Mais à un bon tiers du film, on change de direction : d'abord finies les chansons qu'on se met à chanter comme ça "à la comédie musicale", on passe à des numéros musicaux scèniques, finies aussi les boîtes à rythmes débiles, il s'agit là de mettre en musique la vie de Montand sur scène et donc ça devient mille fois plus regardable.
En effet, le sujet du film est le retour de Montand à Marseille pour une représentation d'une comédie musicale retraçant sa vie. Et on s'aperçoit que c'est vraiment ça qui va intéresser Demy. C'est en tout cas ça qu'il va réussir le plus. Si on enlève un tableau très Village People un brin embarrassant, on se retrouve avec des très beaux (et bons) numéros musicaux où la scène s'ouvre à l'infini comme dans "Tous en scène" ou "Singin in the rain" avec très belles idées de mises en scène et surtout un excellente utilisation du scope.
Pour ce qui est des chorégraphies, là où elles étaient complètement démodées dans la première partie (notamment durant "l'interview"), elles deviennent classieuses par la suite. "Evidemment", va-t-on me dire quand on devient "classique" on prend moins de risque. Oui, peut être, mais cette volonté de faire jeune à tout prix quand ce n'est pas du tout sa culture, ça ne peut que mener dans le mur (on l'avait vu avec Parking).
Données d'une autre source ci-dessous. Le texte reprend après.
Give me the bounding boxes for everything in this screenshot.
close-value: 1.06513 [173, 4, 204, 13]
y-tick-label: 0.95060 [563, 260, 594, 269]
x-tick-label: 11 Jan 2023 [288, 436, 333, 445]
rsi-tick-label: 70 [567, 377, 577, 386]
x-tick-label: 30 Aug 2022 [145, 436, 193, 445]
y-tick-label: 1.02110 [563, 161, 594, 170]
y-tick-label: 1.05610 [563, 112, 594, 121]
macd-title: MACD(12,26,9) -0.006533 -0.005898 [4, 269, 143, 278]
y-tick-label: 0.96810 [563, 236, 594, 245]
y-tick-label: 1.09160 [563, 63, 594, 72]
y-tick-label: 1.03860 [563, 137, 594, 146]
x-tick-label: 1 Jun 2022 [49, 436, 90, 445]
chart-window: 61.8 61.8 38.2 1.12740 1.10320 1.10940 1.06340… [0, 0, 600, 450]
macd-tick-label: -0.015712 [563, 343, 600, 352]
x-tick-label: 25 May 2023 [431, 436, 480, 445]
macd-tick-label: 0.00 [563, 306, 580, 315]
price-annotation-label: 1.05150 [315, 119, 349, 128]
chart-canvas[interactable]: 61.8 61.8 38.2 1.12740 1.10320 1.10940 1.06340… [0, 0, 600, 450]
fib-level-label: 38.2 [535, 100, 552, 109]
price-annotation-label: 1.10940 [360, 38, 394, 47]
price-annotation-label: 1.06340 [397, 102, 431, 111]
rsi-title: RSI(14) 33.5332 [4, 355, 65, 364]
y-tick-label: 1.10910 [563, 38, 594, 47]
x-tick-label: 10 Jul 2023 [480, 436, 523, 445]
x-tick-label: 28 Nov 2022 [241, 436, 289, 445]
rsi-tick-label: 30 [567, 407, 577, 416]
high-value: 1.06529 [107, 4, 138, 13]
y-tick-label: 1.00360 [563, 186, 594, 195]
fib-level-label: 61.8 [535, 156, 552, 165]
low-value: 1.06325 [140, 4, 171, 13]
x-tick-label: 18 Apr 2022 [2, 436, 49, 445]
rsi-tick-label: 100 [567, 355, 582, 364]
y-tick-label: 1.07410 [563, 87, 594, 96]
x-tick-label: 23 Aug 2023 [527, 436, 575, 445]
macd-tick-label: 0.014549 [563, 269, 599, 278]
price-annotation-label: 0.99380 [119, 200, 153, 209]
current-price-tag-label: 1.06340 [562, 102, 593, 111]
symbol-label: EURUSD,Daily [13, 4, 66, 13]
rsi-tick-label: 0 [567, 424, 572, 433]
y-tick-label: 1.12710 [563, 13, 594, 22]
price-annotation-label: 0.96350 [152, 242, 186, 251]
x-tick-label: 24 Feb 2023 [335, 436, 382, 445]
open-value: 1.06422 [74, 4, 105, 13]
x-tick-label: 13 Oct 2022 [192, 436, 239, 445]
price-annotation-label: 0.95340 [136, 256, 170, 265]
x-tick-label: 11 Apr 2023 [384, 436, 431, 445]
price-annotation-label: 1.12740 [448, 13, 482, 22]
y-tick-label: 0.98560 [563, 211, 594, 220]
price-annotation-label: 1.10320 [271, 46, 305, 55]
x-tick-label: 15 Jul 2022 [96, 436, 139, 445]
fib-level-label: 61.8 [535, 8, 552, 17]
Pour ce qui est de l'histoire, on retrouve un grand nombre de thème chers à Demy, mais celui qui surprend le plus c'est la relation entre Montand et M. May et surtout la façon dont elle est traité qui laisse quand même extrêmement songeur. Ce n'est pas du tout ce qui se passe (après tout, tout peut arriver dans un film), mais plutôt la façon qu'ils ont de réagir à ça. C'est vraiment bizarre...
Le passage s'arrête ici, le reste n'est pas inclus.